"Green is Good" would never have been uttered by Hollywood's Wall Street Prince of Darkness, Gordon Gekko. But in today's era of billion-dollar scandals, shareholder lawsuits and receipts for $6,000 shower curtains, many consumers long for companies that stand for something more than making money.
Enter the corporate citizenship report. Ranging from the "change the world" earnestness of Whole Foods Markets to a hodgepodge of feel-good factoids from conglomerates such as General Electric, a growing number of companies are highlighting their social and environmental good deeds in securities filings and annual reports. The notices also act as an assurance to investors in "socially responsible" and "green" mutual funds.

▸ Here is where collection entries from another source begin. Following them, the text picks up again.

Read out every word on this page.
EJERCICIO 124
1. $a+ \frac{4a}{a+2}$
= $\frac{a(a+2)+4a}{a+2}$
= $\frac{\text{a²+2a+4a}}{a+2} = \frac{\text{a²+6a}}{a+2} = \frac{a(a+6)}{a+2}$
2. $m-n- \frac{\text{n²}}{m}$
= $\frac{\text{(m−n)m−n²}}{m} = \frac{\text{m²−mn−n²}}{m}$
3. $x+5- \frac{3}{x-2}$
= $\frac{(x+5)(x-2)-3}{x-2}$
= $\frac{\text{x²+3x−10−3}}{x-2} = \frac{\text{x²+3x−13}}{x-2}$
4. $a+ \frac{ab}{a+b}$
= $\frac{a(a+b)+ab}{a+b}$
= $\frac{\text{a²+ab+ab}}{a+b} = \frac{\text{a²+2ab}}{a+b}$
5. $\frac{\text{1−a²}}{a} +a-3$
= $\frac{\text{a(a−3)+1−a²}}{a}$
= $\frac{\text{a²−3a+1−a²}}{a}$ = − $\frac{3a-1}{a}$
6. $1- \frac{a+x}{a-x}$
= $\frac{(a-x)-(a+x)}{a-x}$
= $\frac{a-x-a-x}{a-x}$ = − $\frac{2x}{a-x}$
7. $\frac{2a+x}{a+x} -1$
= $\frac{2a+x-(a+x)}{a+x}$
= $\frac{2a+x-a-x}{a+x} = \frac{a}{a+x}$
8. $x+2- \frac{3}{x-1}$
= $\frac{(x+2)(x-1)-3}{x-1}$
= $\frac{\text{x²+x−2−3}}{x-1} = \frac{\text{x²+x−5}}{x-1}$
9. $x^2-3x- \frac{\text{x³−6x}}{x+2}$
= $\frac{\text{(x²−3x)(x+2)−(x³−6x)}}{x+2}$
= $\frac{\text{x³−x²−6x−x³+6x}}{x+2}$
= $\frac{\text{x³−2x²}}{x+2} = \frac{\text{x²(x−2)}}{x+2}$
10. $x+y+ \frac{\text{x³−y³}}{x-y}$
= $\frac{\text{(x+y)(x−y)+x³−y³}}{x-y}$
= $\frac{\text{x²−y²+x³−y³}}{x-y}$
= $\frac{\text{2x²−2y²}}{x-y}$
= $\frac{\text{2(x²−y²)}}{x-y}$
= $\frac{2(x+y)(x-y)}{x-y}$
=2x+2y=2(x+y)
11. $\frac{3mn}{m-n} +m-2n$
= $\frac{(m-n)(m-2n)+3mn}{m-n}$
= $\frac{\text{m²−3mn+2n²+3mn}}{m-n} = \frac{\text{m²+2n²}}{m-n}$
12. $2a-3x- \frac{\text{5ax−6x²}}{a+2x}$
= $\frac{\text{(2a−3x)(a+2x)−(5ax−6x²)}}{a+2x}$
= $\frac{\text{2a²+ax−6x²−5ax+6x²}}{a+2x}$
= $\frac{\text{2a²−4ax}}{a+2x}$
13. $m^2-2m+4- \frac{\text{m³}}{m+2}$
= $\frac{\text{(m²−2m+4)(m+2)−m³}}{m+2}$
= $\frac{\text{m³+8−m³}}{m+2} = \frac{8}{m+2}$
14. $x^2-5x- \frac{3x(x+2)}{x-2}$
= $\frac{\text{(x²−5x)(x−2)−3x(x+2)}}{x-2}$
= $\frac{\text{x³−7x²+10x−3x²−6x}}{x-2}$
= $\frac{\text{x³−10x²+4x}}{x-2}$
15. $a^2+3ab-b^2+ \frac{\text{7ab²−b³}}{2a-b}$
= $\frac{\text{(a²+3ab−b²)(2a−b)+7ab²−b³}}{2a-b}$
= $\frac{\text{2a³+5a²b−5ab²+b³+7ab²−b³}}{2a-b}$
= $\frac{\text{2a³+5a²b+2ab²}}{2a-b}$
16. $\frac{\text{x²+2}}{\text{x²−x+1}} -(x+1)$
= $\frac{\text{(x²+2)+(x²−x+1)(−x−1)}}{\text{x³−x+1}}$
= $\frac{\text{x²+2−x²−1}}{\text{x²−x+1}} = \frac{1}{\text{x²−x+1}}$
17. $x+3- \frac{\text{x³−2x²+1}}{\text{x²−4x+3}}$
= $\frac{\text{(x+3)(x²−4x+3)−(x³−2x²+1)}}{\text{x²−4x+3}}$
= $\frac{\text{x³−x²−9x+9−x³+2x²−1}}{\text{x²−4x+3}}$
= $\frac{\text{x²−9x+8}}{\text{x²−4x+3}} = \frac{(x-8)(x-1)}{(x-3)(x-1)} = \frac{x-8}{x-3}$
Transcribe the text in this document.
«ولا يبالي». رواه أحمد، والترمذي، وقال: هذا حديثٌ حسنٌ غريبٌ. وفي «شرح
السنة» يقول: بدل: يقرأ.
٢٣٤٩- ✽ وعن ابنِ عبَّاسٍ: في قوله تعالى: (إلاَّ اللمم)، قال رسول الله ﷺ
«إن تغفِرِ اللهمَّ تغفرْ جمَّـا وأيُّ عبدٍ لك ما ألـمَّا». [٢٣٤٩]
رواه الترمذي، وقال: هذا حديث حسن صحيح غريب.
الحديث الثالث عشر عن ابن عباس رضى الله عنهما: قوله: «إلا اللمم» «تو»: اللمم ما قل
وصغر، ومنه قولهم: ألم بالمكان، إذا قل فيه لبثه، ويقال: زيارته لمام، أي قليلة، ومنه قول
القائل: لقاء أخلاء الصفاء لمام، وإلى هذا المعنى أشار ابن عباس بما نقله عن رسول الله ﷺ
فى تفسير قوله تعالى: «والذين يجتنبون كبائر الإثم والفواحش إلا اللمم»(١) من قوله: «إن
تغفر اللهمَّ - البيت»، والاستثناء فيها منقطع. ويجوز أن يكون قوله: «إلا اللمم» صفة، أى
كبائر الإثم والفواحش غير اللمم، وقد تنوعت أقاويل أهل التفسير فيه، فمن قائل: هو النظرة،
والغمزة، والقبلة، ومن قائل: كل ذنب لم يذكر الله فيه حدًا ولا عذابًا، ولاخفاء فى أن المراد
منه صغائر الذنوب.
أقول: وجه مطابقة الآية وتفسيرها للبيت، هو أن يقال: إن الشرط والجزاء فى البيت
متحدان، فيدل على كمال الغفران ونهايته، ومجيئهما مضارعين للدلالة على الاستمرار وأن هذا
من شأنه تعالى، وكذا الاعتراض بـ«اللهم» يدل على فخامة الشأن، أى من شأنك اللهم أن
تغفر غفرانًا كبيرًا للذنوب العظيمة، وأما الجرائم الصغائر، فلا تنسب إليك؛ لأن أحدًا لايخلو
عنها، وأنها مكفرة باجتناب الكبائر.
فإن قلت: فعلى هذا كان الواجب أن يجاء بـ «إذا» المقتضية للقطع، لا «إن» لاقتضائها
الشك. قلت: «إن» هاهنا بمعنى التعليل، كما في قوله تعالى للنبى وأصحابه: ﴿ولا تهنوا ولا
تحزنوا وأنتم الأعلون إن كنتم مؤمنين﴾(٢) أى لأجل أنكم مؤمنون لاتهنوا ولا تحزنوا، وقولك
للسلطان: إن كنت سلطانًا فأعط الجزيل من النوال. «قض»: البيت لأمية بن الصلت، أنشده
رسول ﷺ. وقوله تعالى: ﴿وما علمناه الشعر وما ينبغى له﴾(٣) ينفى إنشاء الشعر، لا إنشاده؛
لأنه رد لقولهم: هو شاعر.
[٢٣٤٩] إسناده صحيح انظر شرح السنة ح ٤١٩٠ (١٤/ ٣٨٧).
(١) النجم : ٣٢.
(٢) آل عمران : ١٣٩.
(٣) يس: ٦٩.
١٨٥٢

Almost 60% of companies in the Standard & Poor's 100 index have created special sections of their Web sites to share information about their social and environmental policies. Similarly, almost 40% now issue annual corporate social responsibility reports, according to a recent study by the Social Investment Research Analysts Network.
One of the primary reasons for this increased activity is simple. "They're now getting all types of external requests for this information, and it's just easier to put all of it in one place," said Steve Lippman, SIRAN co-chair and vice president of social research at Trillium Asset Management, Boston.
It ain't easy being green, though. Such initiatives can draw additional attention -- and potential protests -- from activist groups, some of which have already accused companies of "greenwashing" their corporate records.